Panggung kemudian mulai terisi diisi aktor Su-en/su-en yang
melengkapi ruang panggung yang kosong. Panggung
di isi dengan setting yang sarat dengan simbo-simbol yang dihadirkan diatas
panggung. Dari sudut pojok kanan panggung ruang penonton, Su-en/Su-en meletakkan satu
batang bunga dalam pot. Kemudian cerek
alumenium mini yang disiapkan untuk mengiram bunga tersebut. Selanjutnya
Su-en/Su-en meletakkan satu buah semangga yang berukururan jumbo. Setelah itu
dua butir batu seukuran kepala juga mengisi ruang di atas pentas.

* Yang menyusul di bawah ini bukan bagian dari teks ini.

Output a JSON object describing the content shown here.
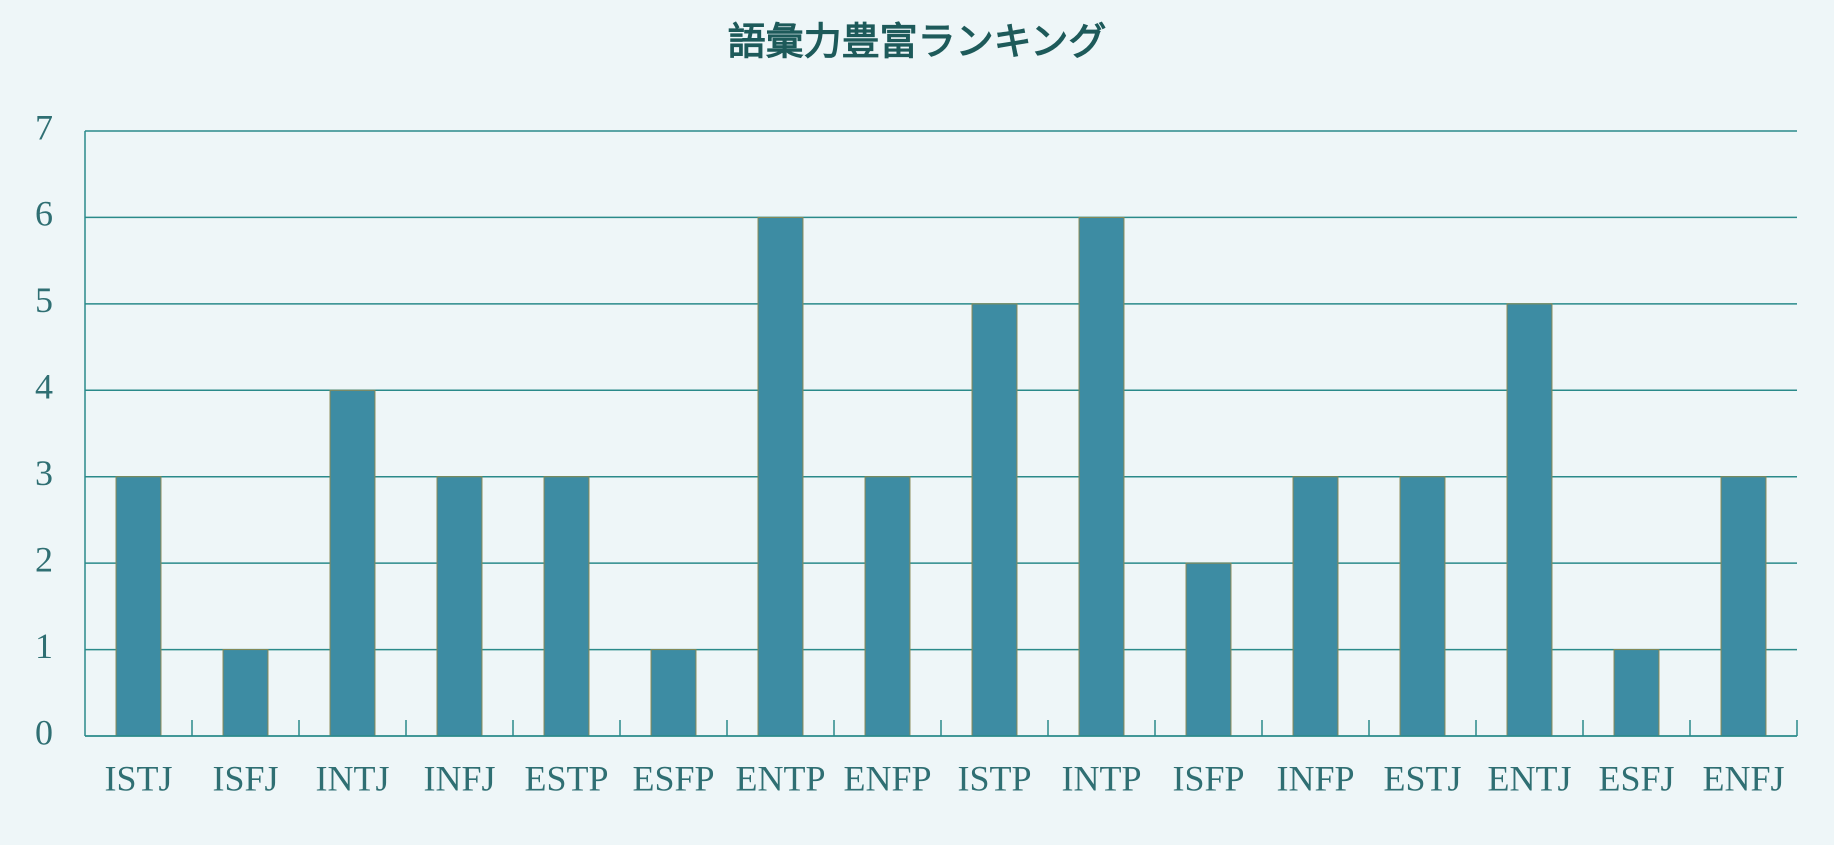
{
  "chart_data": {
    "type": "bar",
    "title": "語彙力豊富ランキング",
    "categories": [
      "ISTJ",
      "ISFJ",
      "INTJ",
      "INFJ",
      "ESTP",
      "ESFP",
      "ENTP",
      "ENFP",
      "ISTP",
      "INTP",
      "ISFP",
      "INFP",
      "ESTJ",
      "ENTJ",
      "ESFJ",
      "ENFJ"
    ],
    "values": [
      3,
      1,
      4,
      3,
      3,
      1,
      6,
      3,
      5,
      6,
      2,
      3,
      3,
      5,
      1,
      3
    ],
    "color": "#3d8ca3",
    "ylim": [
      0,
      7
    ],
    "yticks": [
      0,
      1,
      2,
      3,
      4,
      5,
      6,
      7
    ],
    "grid": true
  }
}
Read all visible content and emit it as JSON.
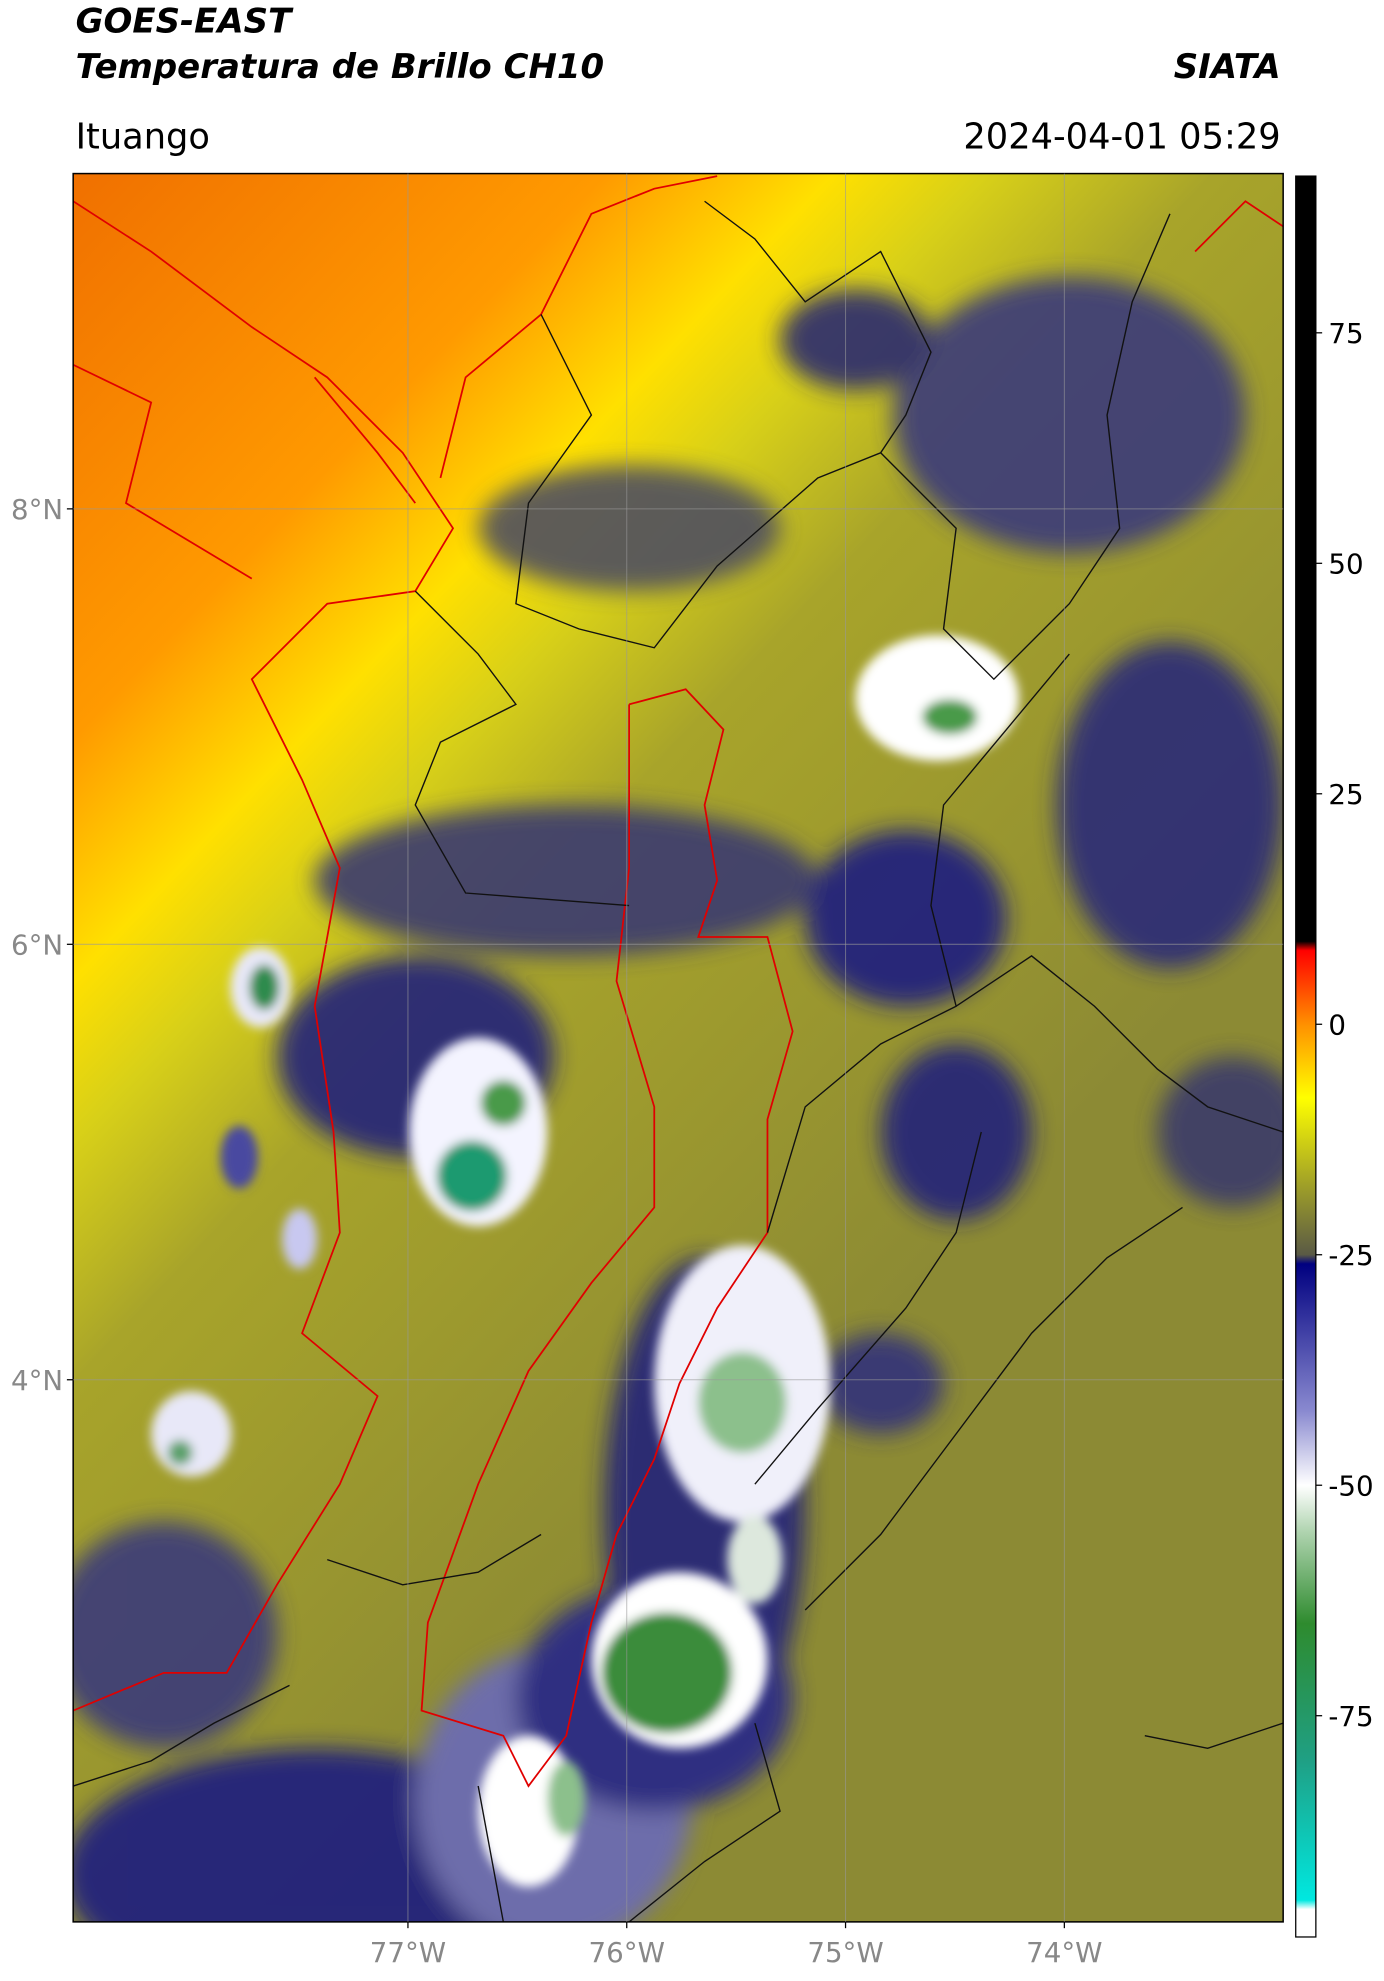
{
  "header": {
    "title": "GOES-EAST",
    "subtitle": "Temperatura de Brillo CH10",
    "org": "SIATA",
    "location": "Ituango",
    "datetime": "2024-04-01 05:29"
  },
  "map": {
    "latlim": [
      1.51,
      9.54
    ],
    "lonlim": [
      -78.53,
      -73.0
    ],
    "latticks": [
      {
        "value": 8,
        "label": "8°N"
      },
      {
        "value": 6,
        "label": "6°N"
      },
      {
        "value": 4,
        "label": "4°N"
      }
    ],
    "lonticks": [
      {
        "value": -77,
        "label": "77°W"
      },
      {
        "value": -76,
        "label": "76°W"
      },
      {
        "value": -75,
        "label": "75°W"
      },
      {
        "value": -74,
        "label": "74°W"
      }
    ],
    "grid": true
  },
  "colorbar": {
    "lim": [
      -99,
      92
    ],
    "ticks": [
      75,
      50,
      25,
      0,
      -25,
      -50,
      -75
    ],
    "stops": [
      {
        "value": -99,
        "color": "#ffffff"
      },
      {
        "value": -96,
        "color": "#ffffff"
      },
      {
        "value": -95,
        "color": "#00e8e0"
      },
      {
        "value": -80,
        "color": "#1fa085"
      },
      {
        "value": -65,
        "color": "#2e8b2e"
      },
      {
        "value": -55,
        "color": "#b0d4b0"
      },
      {
        "value": -50,
        "color": "#ffffff"
      },
      {
        "value": -42,
        "color": "#8a8ad0"
      },
      {
        "value": -26,
        "color": "#000080"
      },
      {
        "value": -25,
        "color": "#5a5a45"
      },
      {
        "value": -18,
        "color": "#9a9a2a"
      },
      {
        "value": -8,
        "color": "#ffff00"
      },
      {
        "value": 0,
        "color": "#ff9000"
      },
      {
        "value": 8,
        "color": "#ff0000"
      },
      {
        "value": 9,
        "color": "#000000"
      },
      {
        "value": 92,
        "color": "#000000"
      }
    ]
  }
}
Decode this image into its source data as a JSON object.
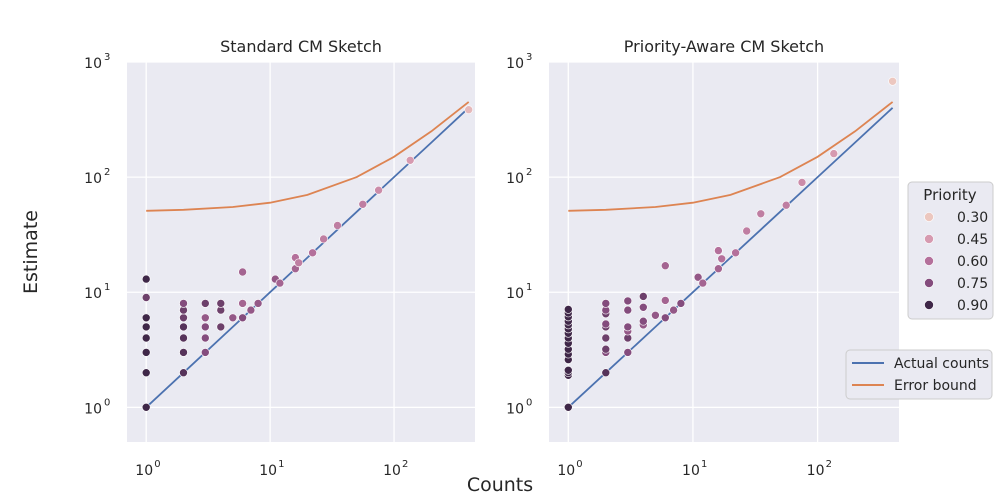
{
  "figure": {
    "xlabel": "Counts",
    "ylabel": "Estimate"
  },
  "legend_priority": {
    "title": "Priority",
    "entries": [
      {
        "label": "0.30",
        "color": "#ecc7bf"
      },
      {
        "label": "0.45",
        "color": "#d69ab0"
      },
      {
        "label": "0.60",
        "color": "#b4709b"
      },
      {
        "label": "0.75",
        "color": "#844c7d"
      },
      {
        "label": "0.90",
        "color": "#3f2748"
      }
    ]
  },
  "legend_lines": {
    "entries": [
      {
        "label": "Actual counts",
        "color": "#4c72b0"
      },
      {
        "label": "Error bound",
        "color": "#dd8452"
      }
    ]
  },
  "chart_data": [
    {
      "type": "scatter",
      "title": "Standard CM Sketch",
      "xscale": "log",
      "yscale": "log",
      "xlim": [
        0.7,
        450
      ],
      "ylim": [
        0.5,
        1000
      ],
      "xticks": [
        1,
        10,
        100
      ],
      "yticks": [
        1,
        10,
        100,
        1000
      ],
      "grid": true,
      "lines": [
        {
          "name": "Actual counts",
          "x": [
            1,
            2,
            5,
            10,
            20,
            50,
            100,
            200,
            400
          ],
          "y": [
            1,
            2,
            5,
            10,
            20,
            50,
            100,
            200,
            400
          ]
        },
        {
          "name": "Error bound",
          "x": [
            1,
            2,
            5,
            10,
            20,
            50,
            100,
            200,
            400
          ],
          "y": [
            51,
            52,
            55,
            60,
            70,
            100,
            150,
            250,
            450
          ]
        }
      ],
      "points": [
        {
          "x": 1,
          "y": 1,
          "p": 0.9
        },
        {
          "x": 1,
          "y": 2,
          "p": 0.9
        },
        {
          "x": 1,
          "y": 3,
          "p": 0.9
        },
        {
          "x": 1,
          "y": 4,
          "p": 0.9
        },
        {
          "x": 1,
          "y": 5,
          "p": 0.9
        },
        {
          "x": 1,
          "y": 6,
          "p": 0.9
        },
        {
          "x": 1,
          "y": 9,
          "p": 0.8
        },
        {
          "x": 1,
          "y": 13,
          "p": 0.9
        },
        {
          "x": 2,
          "y": 2,
          "p": 0.85
        },
        {
          "x": 2,
          "y": 3,
          "p": 0.85
        },
        {
          "x": 2,
          "y": 4,
          "p": 0.85
        },
        {
          "x": 2,
          "y": 5,
          "p": 0.85
        },
        {
          "x": 2,
          "y": 6,
          "p": 0.8
        },
        {
          "x": 2,
          "y": 7,
          "p": 0.8
        },
        {
          "x": 2,
          "y": 8,
          "p": 0.75
        },
        {
          "x": 3,
          "y": 3,
          "p": 0.75
        },
        {
          "x": 3,
          "y": 4,
          "p": 0.75
        },
        {
          "x": 3,
          "y": 5,
          "p": 0.75
        },
        {
          "x": 3,
          "y": 6,
          "p": 0.7
        },
        {
          "x": 3,
          "y": 8,
          "p": 0.8
        },
        {
          "x": 4,
          "y": 5,
          "p": 0.8
        },
        {
          "x": 4,
          "y": 7,
          "p": 0.8
        },
        {
          "x": 4,
          "y": 8,
          "p": 0.8
        },
        {
          "x": 5,
          "y": 6,
          "p": 0.7
        },
        {
          "x": 6,
          "y": 6,
          "p": 0.75
        },
        {
          "x": 6,
          "y": 8,
          "p": 0.65
        },
        {
          "x": 6,
          "y": 15,
          "p": 0.65
        },
        {
          "x": 7,
          "y": 7,
          "p": 0.7
        },
        {
          "x": 8,
          "y": 8,
          "p": 0.7
        },
        {
          "x": 11,
          "y": 13,
          "p": 0.7
        },
        {
          "x": 12,
          "y": 12,
          "p": 0.65
        },
        {
          "x": 16,
          "y": 16,
          "p": 0.65
        },
        {
          "x": 16,
          "y": 20,
          "p": 0.6
        },
        {
          "x": 17,
          "y": 18,
          "p": 0.55
        },
        {
          "x": 22,
          "y": 22,
          "p": 0.6
        },
        {
          "x": 27,
          "y": 29,
          "p": 0.55
        },
        {
          "x": 35,
          "y": 38,
          "p": 0.55
        },
        {
          "x": 56,
          "y": 58,
          "p": 0.55
        },
        {
          "x": 75,
          "y": 77,
          "p": 0.5
        },
        {
          "x": 135,
          "y": 140,
          "p": 0.45
        },
        {
          "x": 400,
          "y": 385,
          "p": 0.35
        }
      ]
    },
    {
      "type": "scatter",
      "title": "Priority-Aware CM Sketch",
      "xscale": "log",
      "yscale": "log",
      "xlim": [
        0.7,
        450
      ],
      "ylim": [
        0.5,
        1000
      ],
      "xticks": [
        1,
        10,
        100
      ],
      "yticks": [
        1,
        10,
        100,
        1000
      ],
      "grid": true,
      "lines": [
        {
          "name": "Actual counts",
          "x": [
            1,
            2,
            5,
            10,
            20,
            50,
            100,
            200,
            400
          ],
          "y": [
            1,
            2,
            5,
            10,
            20,
            50,
            100,
            200,
            400
          ]
        },
        {
          "name": "Error bound",
          "x": [
            1,
            2,
            5,
            10,
            20,
            50,
            100,
            200,
            400
          ],
          "y": [
            51,
            52,
            55,
            60,
            70,
            100,
            150,
            250,
            450
          ]
        }
      ],
      "points": [
        {
          "x": 1,
          "y": 1,
          "p": 0.9
        },
        {
          "x": 1,
          "y": 1.9,
          "p": 0.9
        },
        {
          "x": 1,
          "y": 2,
          "p": 0.9
        },
        {
          "x": 1,
          "y": 2.1,
          "p": 0.9
        },
        {
          "x": 1,
          "y": 2.6,
          "p": 0.9
        },
        {
          "x": 1,
          "y": 2.9,
          "p": 0.9
        },
        {
          "x": 1,
          "y": 3.2,
          "p": 0.9
        },
        {
          "x": 1,
          "y": 3.6,
          "p": 0.9
        },
        {
          "x": 1,
          "y": 4,
          "p": 0.9
        },
        {
          "x": 1,
          "y": 4.4,
          "p": 0.9
        },
        {
          "x": 1,
          "y": 4.8,
          "p": 0.9
        },
        {
          "x": 1,
          "y": 5.2,
          "p": 0.9
        },
        {
          "x": 1,
          "y": 5.6,
          "p": 0.9
        },
        {
          "x": 1,
          "y": 6.1,
          "p": 0.9
        },
        {
          "x": 1,
          "y": 6.6,
          "p": 0.9
        },
        {
          "x": 1,
          "y": 7.1,
          "p": 0.9
        },
        {
          "x": 2,
          "y": 2,
          "p": 0.85
        },
        {
          "x": 2,
          "y": 3,
          "p": 0.75
        },
        {
          "x": 2,
          "y": 3.2,
          "p": 0.8
        },
        {
          "x": 2,
          "y": 4,
          "p": 0.8
        },
        {
          "x": 2,
          "y": 5,
          "p": 0.8
        },
        {
          "x": 2,
          "y": 5.3,
          "p": 0.75
        },
        {
          "x": 2,
          "y": 6.5,
          "p": 0.8
        },
        {
          "x": 2,
          "y": 7,
          "p": 0.75
        },
        {
          "x": 2,
          "y": 8,
          "p": 0.75
        },
        {
          "x": 3,
          "y": 3,
          "p": 0.75
        },
        {
          "x": 3,
          "y": 4,
          "p": 0.8
        },
        {
          "x": 3,
          "y": 4.6,
          "p": 0.7
        },
        {
          "x": 3,
          "y": 5,
          "p": 0.75
        },
        {
          "x": 3,
          "y": 7,
          "p": 0.75
        },
        {
          "x": 3,
          "y": 8.4,
          "p": 0.75
        },
        {
          "x": 4,
          "y": 5.2,
          "p": 0.7
        },
        {
          "x": 4,
          "y": 5.6,
          "p": 0.75
        },
        {
          "x": 4,
          "y": 7.4,
          "p": 0.75
        },
        {
          "x": 4,
          "y": 9.2,
          "p": 0.8
        },
        {
          "x": 5,
          "y": 6.3,
          "p": 0.7
        },
        {
          "x": 6,
          "y": 6,
          "p": 0.75
        },
        {
          "x": 6,
          "y": 8.5,
          "p": 0.65
        },
        {
          "x": 6,
          "y": 17,
          "p": 0.65
        },
        {
          "x": 7,
          "y": 7,
          "p": 0.7
        },
        {
          "x": 8,
          "y": 8,
          "p": 0.75
        },
        {
          "x": 11,
          "y": 13.5,
          "p": 0.7
        },
        {
          "x": 12,
          "y": 12,
          "p": 0.65
        },
        {
          "x": 16,
          "y": 16,
          "p": 0.65
        },
        {
          "x": 16,
          "y": 23,
          "p": 0.6
        },
        {
          "x": 17,
          "y": 19.5,
          "p": 0.6
        },
        {
          "x": 22,
          "y": 22,
          "p": 0.6
        },
        {
          "x": 27,
          "y": 34,
          "p": 0.55
        },
        {
          "x": 35,
          "y": 48,
          "p": 0.55
        },
        {
          "x": 56,
          "y": 57,
          "p": 0.55
        },
        {
          "x": 75,
          "y": 90,
          "p": 0.5
        },
        {
          "x": 135,
          "y": 160,
          "p": 0.45
        },
        {
          "x": 400,
          "y": 680,
          "p": 0.3
        }
      ]
    }
  ]
}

Selanjutnya
keranjang yang berisi daun kering dan pisau yang katanya warisan kakeknya juga
hadir memaknai ruang di atas pentas.
Setelah semua setting pendukung telah dihadirkan panggung kemudian menjadi berjiwa dan bermakna. Perempuan yang berpakaian serba hitan tersebut duduk bertengger di bibir panggung kemudian dia menjatuhkan badannya kepada penonton. Tubuh perempuan tersebut tiba-tiba berubah dan menjadi tak lazim bagi penglihatan keseharian kita.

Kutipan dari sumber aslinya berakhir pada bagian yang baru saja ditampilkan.